Noyka Town?Well its story time again and we're off to Finland, I haven't been in the city for a long time. It's evening and I have few hours to kill before an appointment. It was long flight but after a couple of hours sleep and a shower I am ready to rejoin the Human Race, to log in again. After dressing I carefully insert the studs of my LAKER Vapper, virtually you personal assistant through my earlobes and gently insert them to ? Conduits into my ear canals. A clear but quiet voice responds to the almost inaudible double click of my tongue. 'Oh. Hello Nigel. We've arrived in Helsinki and it's 2123. I presume you've slept well. I've double checked your room bookings and all your appointments have confirmed. What are your requests for this evening?'.

"Well this is Helsinki. Why don't you find me a good bar with Russian food and then arrange for Tapio to meet me at the Book Store at 2300. Just guide me when I leave the building."

'Do you want a cab?'

"No thanks and just be pretty quiet this evening OK. Only chat if it's important. And would you turn off all that local tourist background, it drives me nuts."

I leave the Hotel and address my astrocare and hat. Ouch it's cold here. The Vapper assumes the laid back Robert persona. His voice every time I write beckons me, 'Lets go this way. Look ahead and you will see a large theatre building. Take the first left and walk for about 150 meters.' Standing at the curb I stare at the great bulk of the National Theatre. I blink as a snowflake gently brushes my face and immediately the theatre begins to announce it's program with some surround sound music with extracts thrown in to entice me.

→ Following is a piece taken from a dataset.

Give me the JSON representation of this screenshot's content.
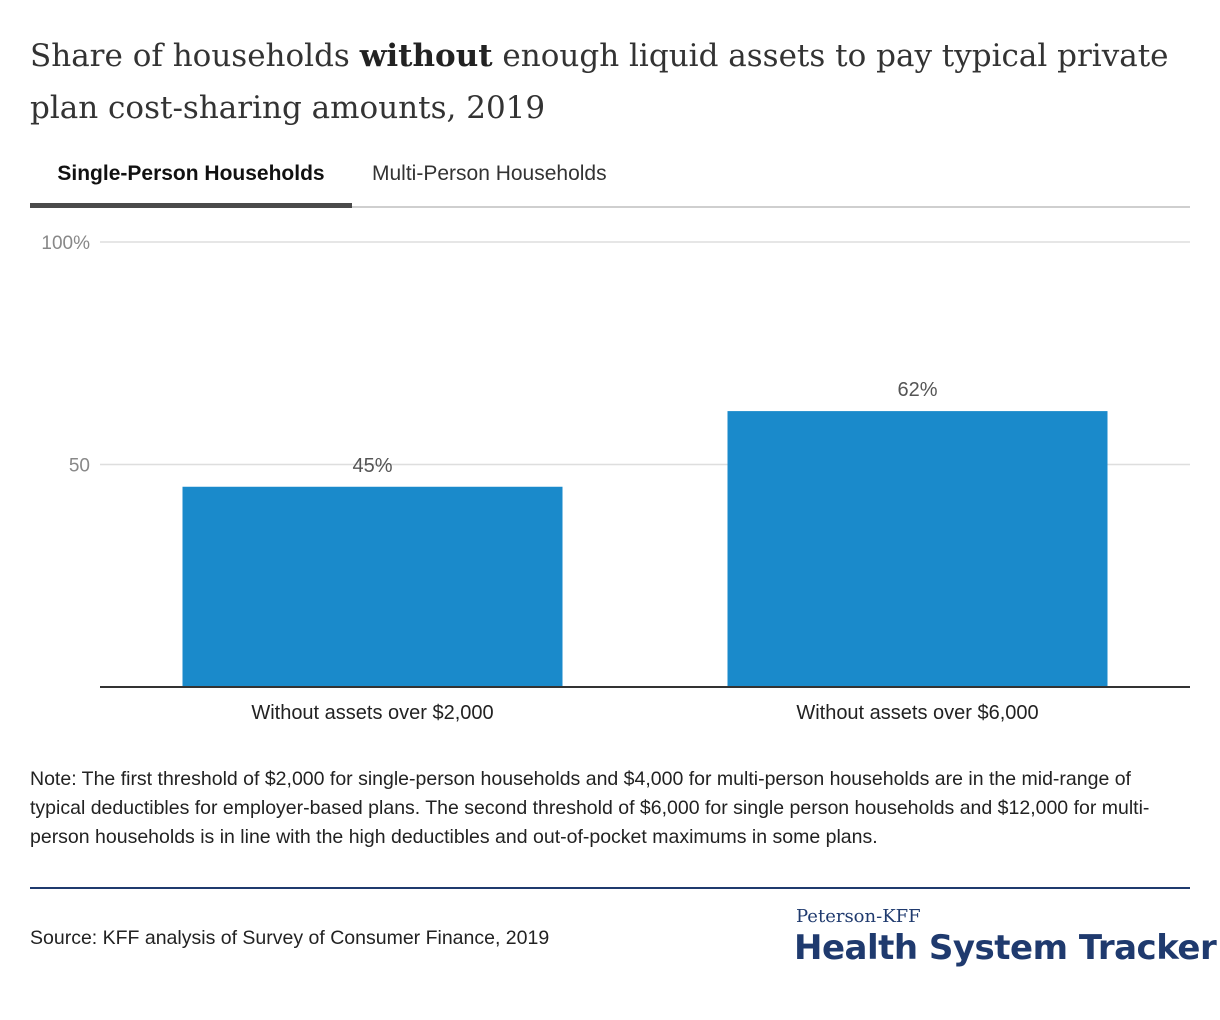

"Robert, would you turn that thing off. Look I know I haven't been here for a long time but I want a quiet evening. Go easy on the hot spots OK." Maybe increase the threshold of my vapper is to double blink and to triple tongue click for a while. I walk through the light snow flurries in silence. Robert has suppressed all the usual weather data, stock exchange voice mail etc, and he's doing a good job of filtering off the commercial and historical information that is sure to be in every structure and surface that this city's capable of broadcasting.

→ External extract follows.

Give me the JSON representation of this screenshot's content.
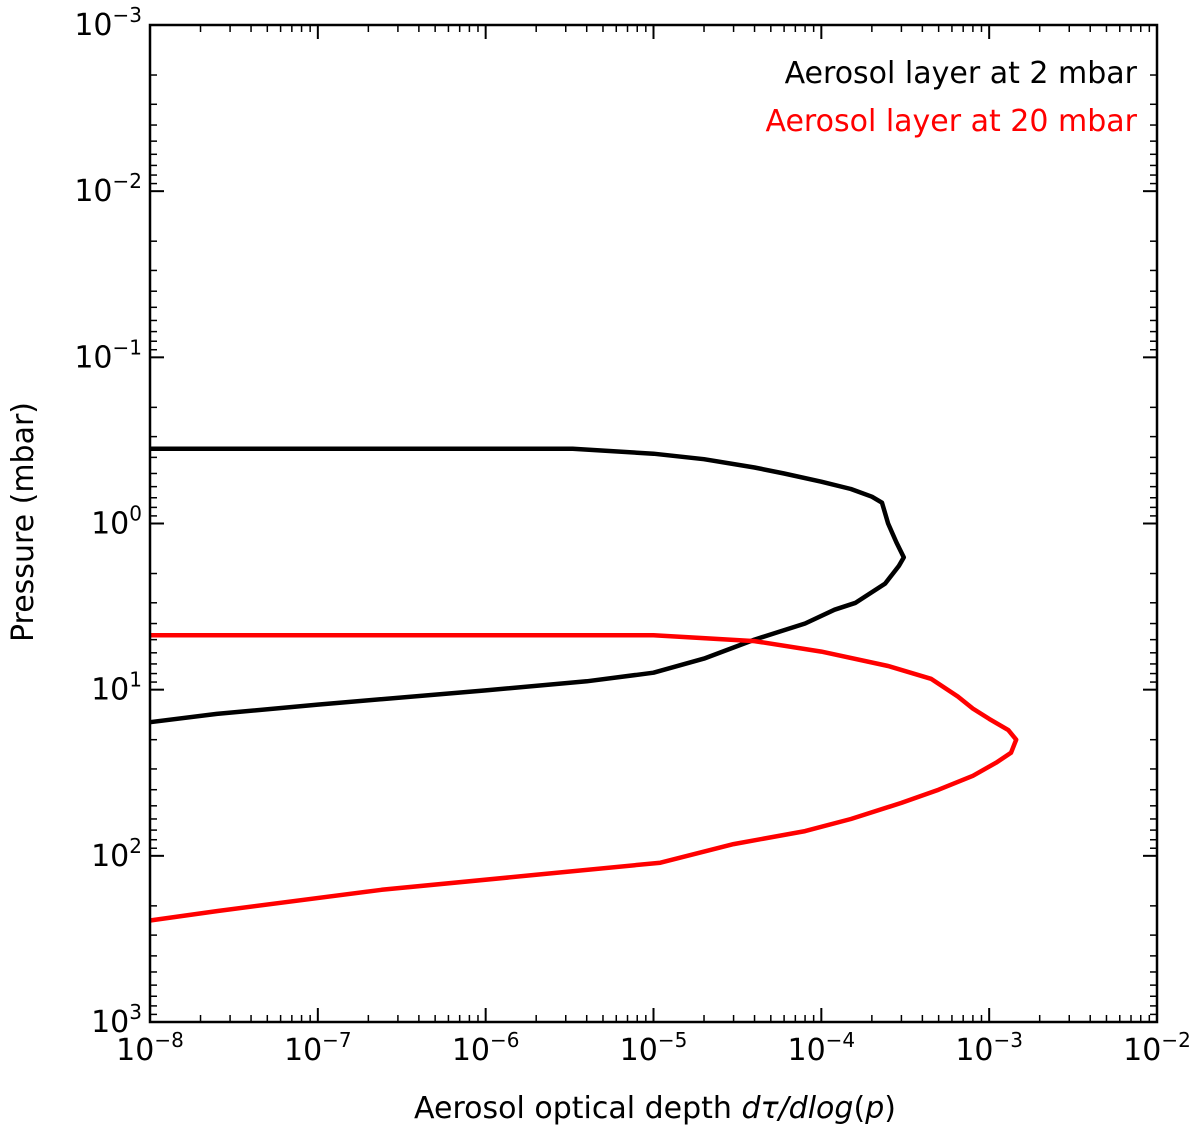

And so it continues. It is actually quite long and what I would do in these types of scenarios is fictionally imbed every architectural or every detail of the kind of computer architecture that we wanted to code. So for all the instances or operations there would be some kind of scenario where you'd have to double click and put a signature on. The waitress brings you a drink and your credit card does this and that kind of stuff, it parks your car for you, whatever. As I say, I was intending to do a very miniaturised Sonic Landscapes mounted eye pack for the Festival. I'd got a site around the Torrens River. I'd spent two and a half months writing a MOU with UNSW which were going to do all the coding. LAKE liked the idea so much that they sold it to the Japanese. I'm a shareholder so I don't mind that.

But one of the things I would like us to discuss is this notion of some of the differences in the Culture of Culture and the Culture of Commerce and the different objectives that they both may have. It's interesting to talk about the Stock Exchange and the rapid cultural change inside high tech organisations because a company listed on the Stock Exchange can change radically from a Blue Sky research operation to a very much commercial focus. IS THIS THE COMPANY HE'S TALKING ABOUT?

This company went through three Managing Directors in two and a half years. Such massive culture changes probably concerns me most and the prospect for partnerships in Australia. I think that the commitment from industry partners and technology partners has to not only be to the Artist but also to Art and Culture in general and not simply to use artistic projects as a kind of window dressing, PR, branding and a good root into an economic benefit. We'd be stupid to discount the economic benefit because it has to be there, but I think there has to be a really strong commitment to doing that. It's a double pathway rather than flipping into a single pathway. And of course the bottom line is the contractual issues surrounding intellectual property and co-defining access and rights to creative work within that commercial and industrial situation.